Biyolüminesans

Biyolüminesans Nedir?

Darwin’in Teneferi de de bir gemide, deniz canlılarından görüp elindeki kağıda not aldığı şey aslında biyolüminesans ile ilgiliydi.

Biyolüminesans, canlı bir organizmanın kendi bünyesinde kimyasal reaksiyonlar ile ürettiği ışık olarak bilinir. Aynı zamanda biyolüminesans “soğuk ışık” olarak da adlandırılır, soğuk ışığın yüzde 20’si termal radyasyon üretir.

Biyolüminesan organizmalar sadece deniz canlılarında değil; balık ve bakterilerde de bulunabilir. Ateş böcekleri ve bazı mantarlar dahil olmak üzere bazı biyolüminesan organizmalar karada bulunur.

Tarihte insanlar biyolüminesans organizmaları keşfetmiş ve bu canlıları kullanmışlardır.Örnek vermek gerekirse; madenciler çalıştıkları karanlık ortamları aydınlatabilmek için; ateş böceklerini güvenlik lambası olarak kullanmıştır. Ayrıca, kabileler tarafından ormanlık yolları aydınlatılmak için parlayan mantarlar kullanılmıştır. 

Biyolüminesans savaşlarda bile rol oynamıştır.
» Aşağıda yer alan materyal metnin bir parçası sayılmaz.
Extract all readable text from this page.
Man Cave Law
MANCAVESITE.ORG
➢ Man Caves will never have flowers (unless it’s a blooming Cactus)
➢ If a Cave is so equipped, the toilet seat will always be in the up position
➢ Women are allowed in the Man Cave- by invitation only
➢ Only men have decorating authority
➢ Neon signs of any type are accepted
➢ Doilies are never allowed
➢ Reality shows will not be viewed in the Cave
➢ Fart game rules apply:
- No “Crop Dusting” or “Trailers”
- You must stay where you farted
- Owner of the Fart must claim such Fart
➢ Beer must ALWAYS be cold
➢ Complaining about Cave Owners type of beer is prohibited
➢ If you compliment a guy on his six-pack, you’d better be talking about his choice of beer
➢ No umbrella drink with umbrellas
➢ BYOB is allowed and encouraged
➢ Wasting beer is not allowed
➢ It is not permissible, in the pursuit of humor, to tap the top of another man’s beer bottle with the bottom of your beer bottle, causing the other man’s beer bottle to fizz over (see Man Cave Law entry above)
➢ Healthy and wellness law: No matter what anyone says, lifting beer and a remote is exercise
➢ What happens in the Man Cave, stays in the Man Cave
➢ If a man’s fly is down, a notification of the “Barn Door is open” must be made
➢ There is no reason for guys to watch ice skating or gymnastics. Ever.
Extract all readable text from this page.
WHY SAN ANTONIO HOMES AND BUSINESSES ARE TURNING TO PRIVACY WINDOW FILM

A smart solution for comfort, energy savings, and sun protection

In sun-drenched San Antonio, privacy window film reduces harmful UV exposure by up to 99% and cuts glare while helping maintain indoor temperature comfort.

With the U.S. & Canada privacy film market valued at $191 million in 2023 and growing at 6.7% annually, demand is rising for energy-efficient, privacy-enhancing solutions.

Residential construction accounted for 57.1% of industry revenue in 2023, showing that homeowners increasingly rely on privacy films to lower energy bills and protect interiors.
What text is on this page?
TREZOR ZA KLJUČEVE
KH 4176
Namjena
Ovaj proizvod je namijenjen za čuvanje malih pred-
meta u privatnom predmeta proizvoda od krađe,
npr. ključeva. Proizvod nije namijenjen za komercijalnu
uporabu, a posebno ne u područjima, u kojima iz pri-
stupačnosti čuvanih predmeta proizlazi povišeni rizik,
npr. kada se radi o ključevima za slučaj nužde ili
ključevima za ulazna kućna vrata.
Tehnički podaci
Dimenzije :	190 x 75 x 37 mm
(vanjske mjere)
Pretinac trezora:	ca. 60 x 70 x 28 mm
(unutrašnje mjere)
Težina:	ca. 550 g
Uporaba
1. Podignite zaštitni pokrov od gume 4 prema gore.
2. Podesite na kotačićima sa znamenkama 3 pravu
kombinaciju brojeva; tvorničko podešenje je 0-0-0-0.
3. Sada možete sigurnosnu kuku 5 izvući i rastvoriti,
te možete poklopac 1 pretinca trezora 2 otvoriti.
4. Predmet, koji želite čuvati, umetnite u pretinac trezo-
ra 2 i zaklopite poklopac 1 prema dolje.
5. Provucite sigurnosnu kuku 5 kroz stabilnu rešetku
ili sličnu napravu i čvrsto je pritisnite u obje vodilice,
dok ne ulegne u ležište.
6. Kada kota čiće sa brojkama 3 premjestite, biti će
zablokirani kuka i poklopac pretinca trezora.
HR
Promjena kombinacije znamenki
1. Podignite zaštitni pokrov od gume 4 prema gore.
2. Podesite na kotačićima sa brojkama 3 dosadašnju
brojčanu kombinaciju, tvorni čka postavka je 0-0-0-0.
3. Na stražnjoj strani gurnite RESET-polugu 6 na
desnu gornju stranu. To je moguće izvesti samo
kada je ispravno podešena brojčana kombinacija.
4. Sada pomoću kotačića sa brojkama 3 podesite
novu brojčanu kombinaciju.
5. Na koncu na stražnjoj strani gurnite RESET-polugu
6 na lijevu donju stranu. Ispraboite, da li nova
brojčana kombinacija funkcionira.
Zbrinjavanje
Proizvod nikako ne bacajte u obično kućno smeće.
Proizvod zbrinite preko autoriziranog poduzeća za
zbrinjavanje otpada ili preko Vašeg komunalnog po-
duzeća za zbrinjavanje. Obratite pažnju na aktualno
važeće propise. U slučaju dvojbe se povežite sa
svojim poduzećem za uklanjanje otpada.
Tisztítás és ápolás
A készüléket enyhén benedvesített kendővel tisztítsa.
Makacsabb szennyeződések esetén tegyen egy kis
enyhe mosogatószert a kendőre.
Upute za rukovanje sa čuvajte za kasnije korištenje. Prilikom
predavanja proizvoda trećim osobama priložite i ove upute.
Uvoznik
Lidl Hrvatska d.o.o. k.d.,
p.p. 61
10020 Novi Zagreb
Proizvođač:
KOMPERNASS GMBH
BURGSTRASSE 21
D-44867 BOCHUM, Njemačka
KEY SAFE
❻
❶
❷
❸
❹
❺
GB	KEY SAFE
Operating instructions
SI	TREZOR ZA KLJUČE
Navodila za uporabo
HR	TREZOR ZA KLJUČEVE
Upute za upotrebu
Birinci Dünya Savaşı’nın son günlerinde İspanya kıyılarında seyreden bir İngiliz gemisindeki gözcüler sudaki biyolüminesansı tetiklemesi sayesinde parlayan Alman denizaltını keşfedip batırmışlardı. Biyolüminans organizmalar sayesinde savaşın seyri değişmiştir.

BİYOLÜMİNESANSIN KİMYASAL MEKANİZMASI:

Biyolüminansı açıklamak için temel iki şeyden bahsetmek gerekir:
→ Lüsiferin pigmenti
→ Lüsiferaz enzimi

• Organizmalar, lüsiferini oksitleyerek ışık üretir ve lüsiferaz enzimini tepkime için katalizör olarak kullanır böylece oksilüsiferin oluşur. [şekil 1]
• Bu tepkimenin hücre içinde de hücre dışında da gerçekleşebilir.

Peki lüsiferin nedir?

→ Lüsiferin, ışık yayılımına neden olan maddelerin genel adıdır.
→ Oksijenle lüsiferinin tepkimeye girmesi ile kimyasal enerji ışık enerjisine dönüşür.
→ Biyolüminesans için gerekli olan lüsiferinini bazı canlılar kendileri üretir. Bazı canlılar da besin yoluyla ya da diğer canlılarla ortak yaşam sonucu elde eder.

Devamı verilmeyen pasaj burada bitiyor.